Vegan High Protein Bowl

Vegan protein source
This protein-packed bowl is a healthy delight, brimming with baked tofu alongside an array of crunchy veggies. It's a vegan dream, perfect for a meat-free, protein-rich lunch.
4 servings

Baked Tofu

  • 1 block extra firm tofu, cubed
  • 1 Tablespoon sesame oil
  • 1 Tablespoon arrowroot powder
  • 1/4 teaspoon garlic powder
  • 1/4 teaspoon ground ginger

For the Bowl

  • 1 cup uncooked quinoa
  • 1 red bell pepper, diced
  • 2 cups frozen edamame, thawed
  • hemp seeds for topping

For the Sauce

  • 1 x 14 oz can of cannellini beans, drained and rinsed
  • juice of a lime
  • 1 tsp sea salt
  • add water for blending
  1. Preheat the oven to 350°F. Line a baking sheet with parchment paper.

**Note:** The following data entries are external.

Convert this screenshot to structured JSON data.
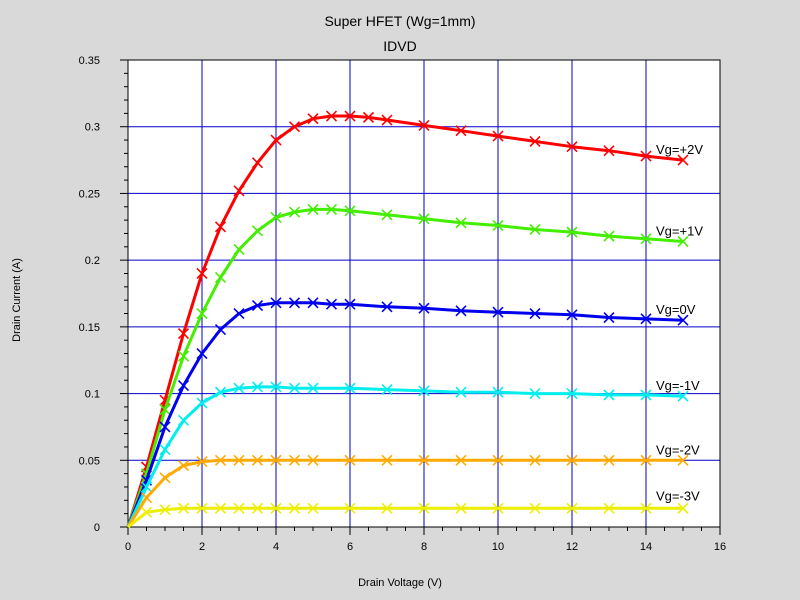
{
  "chart_data": {
    "type": "line",
    "title": "Super HFET (Wg=1mm)",
    "subtitle": "IDVD",
    "xlabel": "Drain Voltage (V)",
    "ylabel": "Drain Current (A)",
    "xlim": [
      0,
      16
    ],
    "ylim": [
      0,
      0.35
    ],
    "xticks": [
      "0",
      "2",
      "4",
      "6",
      "8",
      "10",
      "12",
      "14",
      "16"
    ],
    "yticks": [
      "0",
      "0.05",
      "0.1",
      "0.15",
      "0.2",
      "0.25",
      "0.3",
      "0.35"
    ],
    "grid": true,
    "series": [
      {
        "name": "Vg=+2V",
        "color": "#ff0000",
        "x": [
          0,
          0.5,
          1,
          1.5,
          2,
          2.5,
          3,
          3.5,
          4,
          4.5,
          5,
          5.5,
          6,
          6.5,
          7,
          8,
          9,
          10,
          11,
          12,
          13,
          14,
          15
        ],
        "y": [
          0,
          0.045,
          0.095,
          0.145,
          0.19,
          0.225,
          0.252,
          0.273,
          0.29,
          0.3,
          0.306,
          0.308,
          0.308,
          0.307,
          0.305,
          0.301,
          0.297,
          0.293,
          0.289,
          0.285,
          0.282,
          0.278,
          0.275
        ]
      },
      {
        "name": "Vg=+1V",
        "color": "#44ee00",
        "x": [
          0,
          0.5,
          1,
          1.5,
          2,
          2.5,
          3,
          3.5,
          4,
          4.5,
          5,
          5.5,
          6,
          7,
          8,
          9,
          10,
          11,
          12,
          13,
          14,
          15
        ],
        "y": [
          0,
          0.04,
          0.088,
          0.128,
          0.16,
          0.187,
          0.208,
          0.222,
          0.232,
          0.236,
          0.238,
          0.238,
          0.237,
          0.234,
          0.231,
          0.228,
          0.226,
          0.223,
          0.221,
          0.218,
          0.216,
          0.214
        ]
      },
      {
        "name": "Vg=0V",
        "color": "#0000ee",
        "x": [
          0,
          0.5,
          1,
          1.5,
          2,
          2.5,
          3,
          3.5,
          4,
          4.5,
          5,
          5.5,
          6,
          7,
          8,
          9,
          10,
          11,
          12,
          13,
          14,
          15
        ],
        "y": [
          0,
          0.035,
          0.075,
          0.106,
          0.13,
          0.148,
          0.16,
          0.166,
          0.168,
          0.168,
          0.168,
          0.167,
          0.167,
          0.165,
          0.164,
          0.162,
          0.161,
          0.16,
          0.159,
          0.157,
          0.156,
          0.155
        ]
      },
      {
        "name": "Vg=-1V",
        "color": "#00eeee",
        "x": [
          0,
          0.5,
          1,
          1.5,
          2,
          2.5,
          3,
          3.5,
          4,
          4.5,
          5,
          6,
          7,
          8,
          9,
          10,
          11,
          12,
          13,
          14,
          15
        ],
        "y": [
          0,
          0.03,
          0.058,
          0.08,
          0.093,
          0.101,
          0.104,
          0.105,
          0.105,
          0.104,
          0.104,
          0.104,
          0.103,
          0.102,
          0.101,
          0.101,
          0.1,
          0.1,
          0.099,
          0.099,
          0.098
        ]
      },
      {
        "name": "Vg=-2V",
        "color": "#ffaa00",
        "x": [
          0,
          0.5,
          1,
          1.5,
          2,
          2.5,
          3,
          3.5,
          4,
          4.5,
          5,
          6,
          7,
          8,
          9,
          10,
          11,
          12,
          13,
          14,
          15
        ],
        "y": [
          0,
          0.022,
          0.037,
          0.046,
          0.049,
          0.05,
          0.05,
          0.05,
          0.05,
          0.05,
          0.05,
          0.05,
          0.05,
          0.05,
          0.05,
          0.05,
          0.05,
          0.05,
          0.05,
          0.05,
          0.05
        ]
      },
      {
        "name": "Vg=-3V",
        "color": "#eeee00",
        "x": [
          0,
          0.5,
          1,
          1.5,
          2,
          2.5,
          3,
          3.5,
          4,
          4.5,
          5,
          6,
          7,
          8,
          9,
          10,
          11,
          12,
          13,
          14,
          15
        ],
        "y": [
          0,
          0.011,
          0.013,
          0.014,
          0.014,
          0.014,
          0.014,
          0.014,
          0.014,
          0.014,
          0.014,
          0.014,
          0.014,
          0.014,
          0.014,
          0.014,
          0.014,
          0.014,
          0.014,
          0.014,
          0.014
        ]
      }
    ]
  }
}
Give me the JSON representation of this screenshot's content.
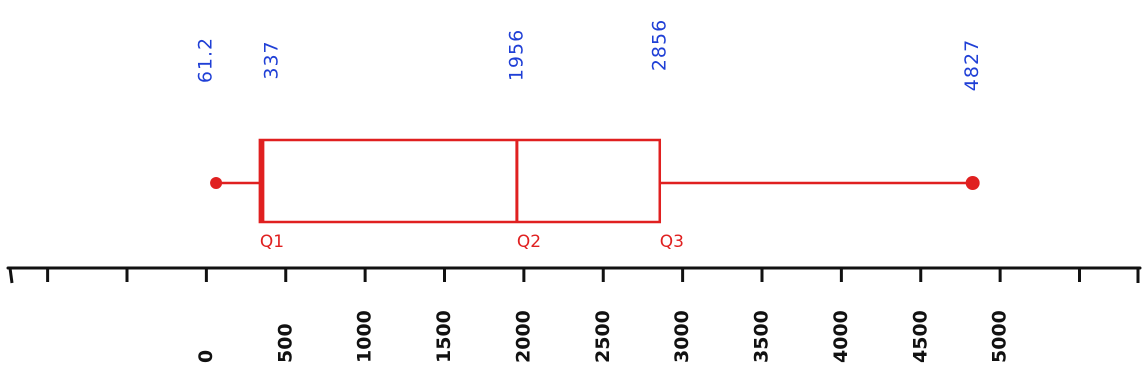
{
  "chart_data": {
    "type": "boxplot",
    "title": "",
    "xlabel": "",
    "ylabel": "",
    "xlim": [
      -1300,
      5900
    ],
    "ticks": [
      0,
      500,
      1000,
      1500,
      2000,
      2500,
      3000,
      3500,
      4000,
      4500,
      5000
    ],
    "tick_labels": [
      "0",
      "500",
      "1000",
      "1500",
      "2000",
      "2500",
      "3000",
      "3500",
      "4000",
      "4500",
      "5000"
    ],
    "box": {
      "min": 61.2,
      "q1": 337,
      "median": 1956,
      "q3": 2856,
      "max": 4827
    },
    "value_labels": [
      {
        "text": "61.2",
        "value": 61.2
      },
      {
        "text": "337",
        "value": 337
      },
      {
        "text": "1956",
        "value": 1956
      },
      {
        "text": "2856",
        "value": 2856
      },
      {
        "text": "4827",
        "value": 4827
      }
    ],
    "quartile_labels": [
      {
        "text": "Q1",
        "value": 337
      },
      {
        "text": "Q2",
        "value": 1956
      },
      {
        "text": "Q3",
        "value": 2856
      }
    ],
    "colors": {
      "box": "#e02020",
      "labels": "#1f3fd6",
      "axis": "#111111"
    }
  }
}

Set aside.
  2. Cook 1 cup quinoa in a rice cooker or on stovetop.
  3. Meanwhile, in a mixing bowl whisk tofu marinade: sesame oil, arrowroot powder, garlic powder, and ginger.
  4. Cut the tofu into cubes and place in the bowl with the marinade, stir to coat. Set aside 10 minutes.
  5. Arrange tofu cubes on the baking sheet, don't touch cubes, and bake for 25-30 minutes, flipping them halfway, until crispy and golden.
  6. Meanwhile the bell pepper and set aside.
  7. Cook edamame following package instructions. I simply cover frozen edamame with boiling water, drain and use lukewarm in the recipe. Set aside.
  8. In a blender add all the sauce ingredients and pulse to combine until smooth.
  9. To assemble the bowls, divide evenly the cooked quinoa at the bottom of each bowl then top with an even amount of tofu and vegetables.
  10. Sprinkle hemp seeds on top for a boost of crunch and protein.